What is the best practical joke you have ever participated in, or one that was done on you?
A couple of weekends ago my husband and I went out for Chinese with a friend of ours. I was off in my own little world (as I frequently am), and eventually I started singing along with the Christmas muzak that was playing in the background.
“Uh, what are you doing, Jenny?” my husband asked me.
“I’m singing along with the Christmas music.”
“What music?”
“You know, the music.” I sang a few additional bars to demonstrate.
“I don’t hear anything.”
This was alarming for a number of reasons. First of all, I wasn’t just hearing a faint tune in my head. I was hearing completely-scored, full-orchestral arrangements. So if I was having delusions or hallucinations, they were pretty far advanced. Second, much of the music I was hearing prominently featured the pan flute, and I was very concerned that my hallucinations chose to express themselves through such an odd instrument.
I tried everything to get them to hear the music. I sang louder. I switched seats with them. I had them stand in different spots in the restaurant. Nothing.

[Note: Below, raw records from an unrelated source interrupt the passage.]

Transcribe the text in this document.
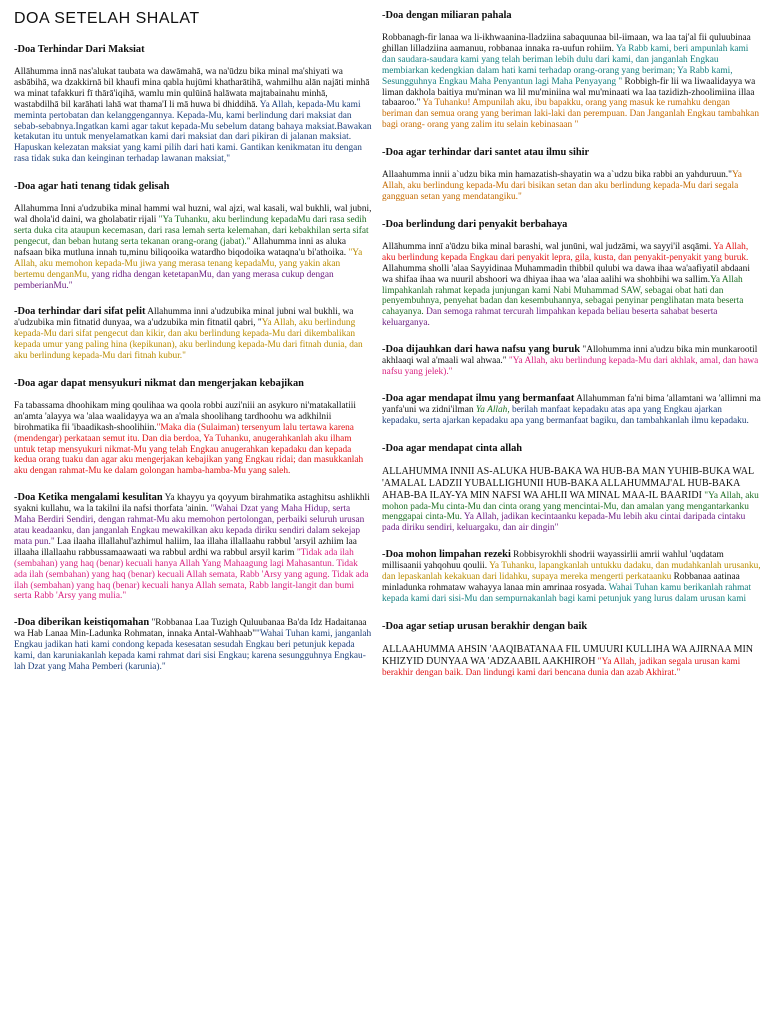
DOA SETELAH SHALAT
-Doa Terhindar Dari Maksiat

Allāhumma innā nas'alukat taubata wa dawāmahā, wa na'ūdzu bika minal ma'shiyati wa asbābihā, wa dzakkirnā bil khaufi mina qabla hujūmi khatharātihā, wahmilhu alān najāti minhā wa minat tafakkuri fī thārā'iqihā, wamlu min qulūinā halāwata majtabainahu minhā, wastabdilhā bil karāhati lahā wat thama'I li mā huwa bi dhiddihā. Ya Allah, kepada-Mu kami meminta pertobatan dan kelanggengannya. Kepada-Mu, kami berlindung dari maksiat dan sebab-sebabnya.Ingatkan kami agar takut kepada-Mu sebelum datang bahaya maksiat.Bawakan ketakutan itu untuk menyelamatkan kami dari maksiat dan dari pikiran di jalanan maksiat. Hapuskan kelezatan maksiat yang kami pilih dari hati kami. Gantikan kenikmatan itu dengan rasa tidak suka dan keinginan terhadap lawanan maksiat,"

-Doa agar hati tenang tidak gelisah

Allahumma Inni a'udzubika minal hammi wal huzni, wal ajzi, wal kasali, wal bukhli, wal jubni, wal dhola'id daini, wa gholabatir rijali "Ya Tuhanku, aku berlindung kepadaMu dari rasa sedih serta duka cita ataupun kecemasan, dari rasa lemah serta kelemahan, dari kebakhilan serta sifat pengecut, dan beban hutang serta tekanan orang-orang (jabat)." Allahumma inni as aluka nafsaan bika mutluna innah tu,minu biliqooika watardho biqodoika wataqna'u bi'athoika. "Ya Allah, aku memohon kepada-Mu jiwa yang merasa tenang kepadaMu, yang yakin akan bertemu denganMu, yang ridha dengan ketetapanMu, dan yang merasa cukup dengan pemberianMu."

-Doa terhindar dari sifat pelit Allahumma inni a'udzubika minal jubni wal bukhli, wa a'udzubika min fitnatid dunyaa, wa a'udzubika min fitnatil qabri, "Ya Allah, aku berlindung kepada-Mu dari sifat pengecut dan kikir, dan aku berlindung kepada-Mu dari dikembalikan kepada umur yang paling hina (kepikunan), aku berlindung kepada-Mu dari fitnah dunia, dan aku berlindung kepada-Mu dari fitnah kubur."

-Doa agar dapat mensyukuri nikmat dan mengerjakan kebajikan

Fa tabassama dhoohikam ming qoulihaa wa qoola robbi auzi'niii an asykuro ni'matakallatiii an'amta 'alayya wa 'alaa waalidayya wa an a'mala shoolihang tardhoohu wa adkhilnii birohmatika fii 'ibaadikash-shoolihiin."Maka dia (Sulaiman) tersenyum lalu tertawa karena (mendengar) perkataan semut itu. Dan dia berdoa, Ya Tuhanku, anugerahkanlah aku ilham untuk tetap mensyukuri nikmat-Mu yang telah Engkau anugerahkan kepadaku dan kepada kedua orang tuaku dan agar aku mengerjakan kebajikan yang Engkau ridai; dan masukkanlah aku dengan rahmat-Mu ke dalam golongan hamba-hamba-Mu yang saleh.

-Doa Ketika mengalami kesulitan Ya khayyu ya qoyyum birahmatika astaghitsu ashlikhli syakni kullahu, wa la takilni ila nafsi thorfata 'ainin. "Wahai Dzat yang Maha Hidup, serta Maha Berdiri Sendiri, dengan rahmat-Mu aku memohon pertolongan, perbaiki seluruh urusan atau keadaanku, dan janganlah Engkau mewakilkan aku kepada diriku sendiri dalam sekejap mata pun." Laa ilaaha illallahul'azhimul haliim, laa illaha illallaahu rabbul 'arsyil azhiim laa illaaha illallaahu rabbussamaawaati wa rabbul ardhi wa rabbul arsyil karim "Tidak ada ilah (sembahan) yang haq (benar) kecuali hanya Allah Yang Mahaagung lagi Mahasantun. Tidak ada ilah (sembahan) yang haq (benar) kecuali Allah semata, Rabb 'Arsy yang agung. Tidak ada ilah (sembahan) yang haq (benar) kecuali hanya Allah semata, Rabb langit-langit dan bumi serta Rabb 'Arsy yang mulia."

-Doa diberikan keistiqomahan "Robbanaa Laa Tuzigh Quluubanaa Ba'da Idz Hadaitanaa wa Hab Lanaa Min-Ladunka Rohmatan, innaka Antal-Wahhaab""Wahai Tuhan kami, janganlah Engkau jadikan hati kami condong kepada kesesatan sesudah Engkau beri petunjuk kepada kami, dan karuniakanlah kepada kami rahmat dari sisi Engkau; karena sesungguhnya Engkau-lah Dzat yang Maha Pemberi (karunia)."

-Doa dengan miliaran pahala

Robbanagh-fir lanaa wa li-ikhwaanina-lladziina sabaquunaa bil-iimaan, wa laa taj'al fii quluubinaa ghillan lilladziina aamanuu, robbanaa innaka ra-uufun rohiim. Ya Rabb kami, beri ampunlah kami dan saudara-saudara kami yang telah beriman lebih dulu dari kami, dan janganlah Engkau membiarkan kedengkian dalam hati kami terhadap orang-orang yang beriman; Ya Rabb kami, Sesungguhnya Engkau Maha Penyantun lagi Maha Penyayang " Robbigh-fir lii wa liwaalidayya wa liman dakhola baitiya mu'minan wa lil mu'miniina wal mu'minaati wa laa tazidizh-zhoolimiina illaa tabaaroo." Ya Tuhanku! Ampunilah aku, ibu bapakku, orang yang masuk ke rumahku dengan beriman dan semua orang yang beriman laki-laki dan perempuan. Dan Janganlah Engkau tambahkan bagi orang- orang yang zalim itu selain kebinasaan "

-Doa agar terhindar dari santet atau ilmu sihir

Allaahumma innii a`udzu bika min hamazatish-shayatin wa a`udzu bika rabbi an yahduruun."Ya Allah, aku berlindung kepada-Mu dari bisikan setan dan aku berlindung kepada-Mu dari segala gangguan setan yang mendatangiku."

-Doa berlindung dari penyakit berbahaya

Allāhumma innī a'ūdzu bika minal barashi, wal junūni, wal judzāmi, wa sayyi'il asqāmi. Ya Allah, aku berlindung kepada Engkau dari penyakit lepra, gila, kusta, dan penyakit-penyakit yang buruk. Allahumma sholli 'alaa Sayyidinaa Muhammadin thibbil qulubi wa dawa ihaa wa'aafiyatil abdaani wa shifaa ihaa wa nuuril abshoori wa dhiyaa ihaa wa 'alaa aalihi wa shohbihi wa sallim.Ya Allah limpahkanlah rahmat kepada junjungan kami Nabi Muhammad SAW, sebagai obat hati dan penyembuhnya, penyehat badan dan kesembuhannya, sebagai penyinar penglihatan mata beserta cahayanya. Dan semoga rahmat tercurah limpahkan kepada beliau beserta sahabat beserta keluarganya.

-Doa dijauhkan dari hawa nafsu yang buruk "Allohumma inni a'udzu bika min munkarootil akhlaaqi wal a'maali wal ahwaa." "Ya Allah, aku berlindung kepada-Mu dari akhlak, amal, dan hawa nafsu yang jelek)."

-Doa agar mendapat ilmu yang bermanfaat Allahumman fa'ni bima 'allamtani wa 'allimni ma yanfa'uni wa zidni'ilman Ya Allah, berilah manfaat kepadaku atas apa yang Engkau ajarkan kepadaku, serta ajarkan kepadaku apa yang bermanfaat bagiku, dan tambahkanlah ilmu kepadaku.

-Doa agar mendapat cinta allah

ALLAHUMMA INNII AS-ALUKA HUB-BAKA WA HUB-BA MAN YUHIB-BUKA WAL 'AMALAL LADZII YUBALLIGHUNII HUB-BAKA ALLAHUMMAJ'AL HUB-BAKA AHAB-BA ILAY-YA MIN NAFSI WA AHLII WA MINAL MAA-IL BAARIDI "Ya Allah, aku mohon pada-Mu cinta-Mu dan cinta orang yang mencintai-Mu, dan amalan yang mengantarkanku menggapai cinta-Mu. Ya Allah, jadikan kecintaanku kepada-Mu lebih aku cintai daripada cintaku pada diriku sendiri, keluargaku, dan air dingin"

-Doa mohon limpahan rezeki Robbisyrokhli shodrii wayassirlii amrii wahlul 'uqdatam millisaanii yahqohuu qoulii. Ya Tuhanku, lapangkanlah untukku dadaku, dan mudahkanlah urusanku, dan lepaskanlah kekakuan dari lidahku, supaya mereka mengerti perkataanku Robbanaa aatinaa minladunka rohmataw wahayya lanaa min amrinaa rosyada. Wahai Tuhan kamu berikanlah rahmat kepada kami dari sisi-Mu dan sempurnakanlah bagi kami petunjuk yang lurus dalam urusan kami

-Doa agar setiap urusan berakhir dengan baik

ALLAAHUMMA AHSIN 'AAQIBATANAA FIL UMUURI KULLIHA WA AJIRNAA MIN KHIZYID DUNYAA WA 'ADZAABIL AAKHIROH "Ya Allah, jadikan segala urusan kami berakhir dengan baik. Dan lindungi kami dari bencana dunia dan azab Akhirat."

Now I was really freaked out because, as inventive as I am, I could not come up with an explanation for this. Fortunately my husband noticed that I was fast becoming A Woman On The Edge, and before I could announce that I was leaving the restaurant and immediately checking myself into some kind of treatment facility, he let me know that they were just messing with me.
Angela says
LOL they really had you.
Jokes on me I will let you guess I am blind so you can just immagine what a well meaning hubby could do.
Kelvin says
OOooooohhhh. Nice one. That would have messed me up because I actually *do* hear music playing in my head, quite often, though not necessarily with the clarity you described 🙂 I… spoil sport that I am… don’t play practical jokes and rather implore my friends and camarades not to play them on me; but when tasked… I *can* get even — it’s just not a spiral I like to get into. Paleeeze please tell me you’ve plotted your revenge 🙂 I look forward to the sequel 😉
John Masters says
That’s just wrong. Out and out evil (pronounced eee-vil). The payback for public humiliation must be quite severe. Your husband should be watching his step for a while.
Laquet says
The rascals (if I was in person I’d have said worse!) that’s really nasty … don’t they know what/who they were messing with?
Gopher says
Hmm that’s a good one to remember but it needs a room to play out in 😉
Vanessa says
Oh man, that’s cold! But it does make a good story. 🙂
Chrissie says
Very cute! I can see it happening. I would have been asking people at other tables and would have really embarrased myself!
Mine’s up too – but it’s not great – this was a hard one for me.
Teena says
Ha! They got ya! It must have been frustrating 🙂
Mine’s up 🙂
Claire says
How cruel!! But great joke…it’s the sort of thing I’d get done to me!
Book Worm says
LOL. That was really good!
Thanks for sharing.
Judy says
Poor Jenny… we’ll have to get together and see what we can come up with! You know the old saying: “Don’t get mad. Get even!”